That is they market not to Canada or the U.S. but within Alberta. Their latest campaign is to tell Albertans to stay home. And to our neighbours east and west of us, to come visit Alberta and when they do stay longer. Of course all these folks are not really visiting Alberta they are coming here for jobs.
Especially now that Alberta and B.C. have created a free trade market in labour; TILMA. And most of our so called tourism is oil business related, not the usual mom pop and the kids coming for a visit rather it is conventions and business related travel
Tourism in Canada is in a crisis and in Alberta it has been for years, due to the short sighted ideology of promoting Alberta to Albertans rather than to Americans or other Canadians.

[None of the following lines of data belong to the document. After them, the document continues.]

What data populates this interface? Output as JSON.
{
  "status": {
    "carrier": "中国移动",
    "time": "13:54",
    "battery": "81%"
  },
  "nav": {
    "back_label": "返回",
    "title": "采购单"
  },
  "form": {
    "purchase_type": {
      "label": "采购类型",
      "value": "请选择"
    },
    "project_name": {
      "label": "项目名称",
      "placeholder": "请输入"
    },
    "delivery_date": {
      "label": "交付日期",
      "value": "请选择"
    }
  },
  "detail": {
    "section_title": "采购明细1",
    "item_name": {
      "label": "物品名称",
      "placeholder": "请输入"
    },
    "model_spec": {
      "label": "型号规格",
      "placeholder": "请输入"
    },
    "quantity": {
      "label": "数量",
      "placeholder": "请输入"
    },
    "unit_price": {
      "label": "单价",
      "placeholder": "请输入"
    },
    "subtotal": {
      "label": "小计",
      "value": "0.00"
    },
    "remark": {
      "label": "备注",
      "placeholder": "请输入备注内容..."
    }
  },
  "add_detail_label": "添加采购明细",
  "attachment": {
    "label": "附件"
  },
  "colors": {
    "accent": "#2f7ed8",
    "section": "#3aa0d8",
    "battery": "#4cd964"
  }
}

Statistics Canada reported Tuesday that American visitation was down 14.8 per cent in March 2008 compared with the same month a year ago.Worse yet Alberta has the highest costs for Skiing of anywhere in North America, go figure. Now that's sure not to help encourage folks to visit here.
In fact, they hit a record low for the fifth consecutive month.
In March, foreign visitors made 2.3 million trips to the country, which is the lowest since record keeping started in 1972.
Overall visits were down 12.4 per cent in March 2008 compared with March 2007, Statistics Canada reported.
Alberta is one of the most expensive places in the world to ski, says a comparison of ski passes from around the world.
Alberta's Ski Big 3 Pass that covers the Sunshine, Lake Louise and Mount Norquay resorts around Banff costs about $485 US for six days of skiing, ranking it second behind Vail, Colorado's peak season six-day pass at $552 US, said the World Lift Ticket Price Report.
And where do Albertan's go on vacation? Why B.C. of course because prices are cheaper.
And no amount of Vacation in Alberta propaganda will change that fact. So when will Tourism Alberta start advertising to non-Albertans? Well considering they haven't done much in the past two decades since the Calgary Olympics, don't hold your breathe. Until they do we will only get visits from the Accidental Tourist.
B.C. remains one of Alberta's top choices for recreation property, says Rudy Nielsen, president of Landcor Data Corp.
Landcor collects statistics on real estate sales in B.C. and found Albertans accounted for 67 per cent of out-of-province "secondary property buyers" in B.C. in 2007, generating nearly $2.2 billion in sales.
"Albertans love B.C. because we have so many recreational uses, with good golf courses, good fishing -- you can still go to the Queen Charlottes and catch a 30-pound salmon, and we have the ski hills," says Nielsen.
"And of course, there's the beauty."
Even during economic downturns, interest from Alberta remains strong in B.C.
"We've had no indication of any slowdown of Albertans buying in B.C.," says Nielsen, who is also president of NIHO Land & Cattle Co.